前述の言葉をかけられたのは某discordサーバーだ。普段から夜な夜な皆でゲームをしながらダラダラするサーバー。少し迷ったが妻に確認を取って行くことにした。

いつのまにかサーバーにはスレッドが立てられ、「第2回風来坊納会」と題されたそのオフ会は少しずつではあるが形を成していく。そして、初めこそ4人であったが、蓋を開けてみれば11人まで参加者は膨らんだのであった。

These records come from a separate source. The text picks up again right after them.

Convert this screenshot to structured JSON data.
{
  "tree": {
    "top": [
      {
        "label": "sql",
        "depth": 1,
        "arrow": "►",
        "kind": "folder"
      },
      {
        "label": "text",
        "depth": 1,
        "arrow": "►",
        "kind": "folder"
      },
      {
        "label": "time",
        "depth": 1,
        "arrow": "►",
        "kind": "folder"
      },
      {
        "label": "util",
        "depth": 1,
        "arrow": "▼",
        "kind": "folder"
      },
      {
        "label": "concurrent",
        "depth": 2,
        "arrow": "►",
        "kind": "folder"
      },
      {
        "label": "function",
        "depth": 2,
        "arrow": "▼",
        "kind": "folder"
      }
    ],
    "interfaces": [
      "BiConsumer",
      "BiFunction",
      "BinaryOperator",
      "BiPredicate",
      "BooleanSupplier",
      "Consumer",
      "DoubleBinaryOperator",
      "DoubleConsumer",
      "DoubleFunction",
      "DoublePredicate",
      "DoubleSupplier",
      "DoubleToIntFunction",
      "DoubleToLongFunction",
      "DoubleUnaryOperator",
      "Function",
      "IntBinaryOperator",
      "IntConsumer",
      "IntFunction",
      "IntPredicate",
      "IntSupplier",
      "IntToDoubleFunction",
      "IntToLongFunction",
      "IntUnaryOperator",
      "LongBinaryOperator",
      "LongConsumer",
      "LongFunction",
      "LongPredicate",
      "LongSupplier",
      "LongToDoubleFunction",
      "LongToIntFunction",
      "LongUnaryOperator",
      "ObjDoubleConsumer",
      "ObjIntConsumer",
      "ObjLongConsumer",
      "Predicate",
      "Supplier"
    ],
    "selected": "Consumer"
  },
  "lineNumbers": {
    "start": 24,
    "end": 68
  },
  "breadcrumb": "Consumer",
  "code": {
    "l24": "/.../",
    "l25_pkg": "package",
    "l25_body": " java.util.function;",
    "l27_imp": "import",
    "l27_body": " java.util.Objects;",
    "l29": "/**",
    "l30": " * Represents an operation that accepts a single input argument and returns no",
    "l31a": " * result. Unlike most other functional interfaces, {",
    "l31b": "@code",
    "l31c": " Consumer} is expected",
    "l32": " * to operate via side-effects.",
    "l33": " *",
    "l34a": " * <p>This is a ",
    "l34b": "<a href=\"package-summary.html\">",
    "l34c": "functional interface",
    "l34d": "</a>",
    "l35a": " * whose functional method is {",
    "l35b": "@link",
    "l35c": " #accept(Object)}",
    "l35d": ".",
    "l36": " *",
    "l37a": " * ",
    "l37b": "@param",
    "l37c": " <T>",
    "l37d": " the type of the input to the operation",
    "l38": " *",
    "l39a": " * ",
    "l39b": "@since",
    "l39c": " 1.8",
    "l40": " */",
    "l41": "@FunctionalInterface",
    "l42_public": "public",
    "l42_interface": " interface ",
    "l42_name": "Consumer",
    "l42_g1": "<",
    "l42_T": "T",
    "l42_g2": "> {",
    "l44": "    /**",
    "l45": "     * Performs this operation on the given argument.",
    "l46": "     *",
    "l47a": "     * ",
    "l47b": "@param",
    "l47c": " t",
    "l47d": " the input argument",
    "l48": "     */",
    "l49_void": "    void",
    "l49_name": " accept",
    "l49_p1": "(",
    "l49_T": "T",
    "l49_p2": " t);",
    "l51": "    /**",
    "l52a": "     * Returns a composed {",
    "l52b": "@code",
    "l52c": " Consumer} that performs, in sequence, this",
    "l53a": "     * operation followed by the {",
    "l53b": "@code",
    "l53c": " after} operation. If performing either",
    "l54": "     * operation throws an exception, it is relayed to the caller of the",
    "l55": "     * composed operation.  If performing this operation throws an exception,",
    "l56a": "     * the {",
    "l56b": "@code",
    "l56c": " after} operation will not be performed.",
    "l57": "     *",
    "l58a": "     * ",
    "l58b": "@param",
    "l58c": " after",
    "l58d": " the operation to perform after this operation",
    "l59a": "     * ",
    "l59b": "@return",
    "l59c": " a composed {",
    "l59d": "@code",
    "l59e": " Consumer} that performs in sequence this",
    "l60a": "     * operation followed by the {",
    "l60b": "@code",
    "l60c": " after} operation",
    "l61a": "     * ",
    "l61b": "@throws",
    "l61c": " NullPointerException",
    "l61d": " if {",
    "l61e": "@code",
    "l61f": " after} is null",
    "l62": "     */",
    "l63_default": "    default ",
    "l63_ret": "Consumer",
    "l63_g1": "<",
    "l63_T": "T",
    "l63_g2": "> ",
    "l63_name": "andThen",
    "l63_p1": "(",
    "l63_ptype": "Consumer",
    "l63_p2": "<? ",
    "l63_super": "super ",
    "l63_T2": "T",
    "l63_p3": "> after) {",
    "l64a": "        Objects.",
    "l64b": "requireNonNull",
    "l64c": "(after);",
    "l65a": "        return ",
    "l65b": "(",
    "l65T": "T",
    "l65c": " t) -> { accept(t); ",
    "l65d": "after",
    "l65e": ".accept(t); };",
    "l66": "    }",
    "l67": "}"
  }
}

ぼくはあまりマストドンというコミュニティを知らない。正確には誰がどうであるとか、誰と誰がなんであるとか、そういうものに興味がないのでいまいちピンと来なかったが、メンツがメンツだけに少し不安という声も上がった。不安の種はユーザー間のトラブルだとかそういうことではない。単純に楽しすぎてはっちゃけた結果警察沙汰や救急沙汰になるのではないかという、ある面ではプラスとも取れる不安。

しかしこの一抹の不安はあることにより消滅する。

2.ぬえ、名古屋着弾

オフ会の前日。いそいそと支度をし、昼過ぎに高速バスのバス停へ向かう。北陸から東海へ。新幹線で行くと乗り換えも含め概ね5時間かかる。しかし高速バスで向かっても7時間だ。だったら安くて直通のバスにしようということで腰を労ることをせずバスにしたのだった。
バスへ乗り込もうとすると引き止められた。
「すみません、ご予約のお席を交換していただけますでしょうか。お隣のお客様と後ろのお客様がお知り合いのようで…」
こちらは1人だ。快く引き受けよう。交代した席の隣のは席からはみ出すほど豊満な身体をお持ちになったマダムだった。しかも変更した席の知り合いだという人物はその席の面を思いっきりカーテンで分断していた。替わらなくても何も変わらなかったのではないか、そんな風に思ったが、持ってきていたSwitchでメダロット3をすることにした。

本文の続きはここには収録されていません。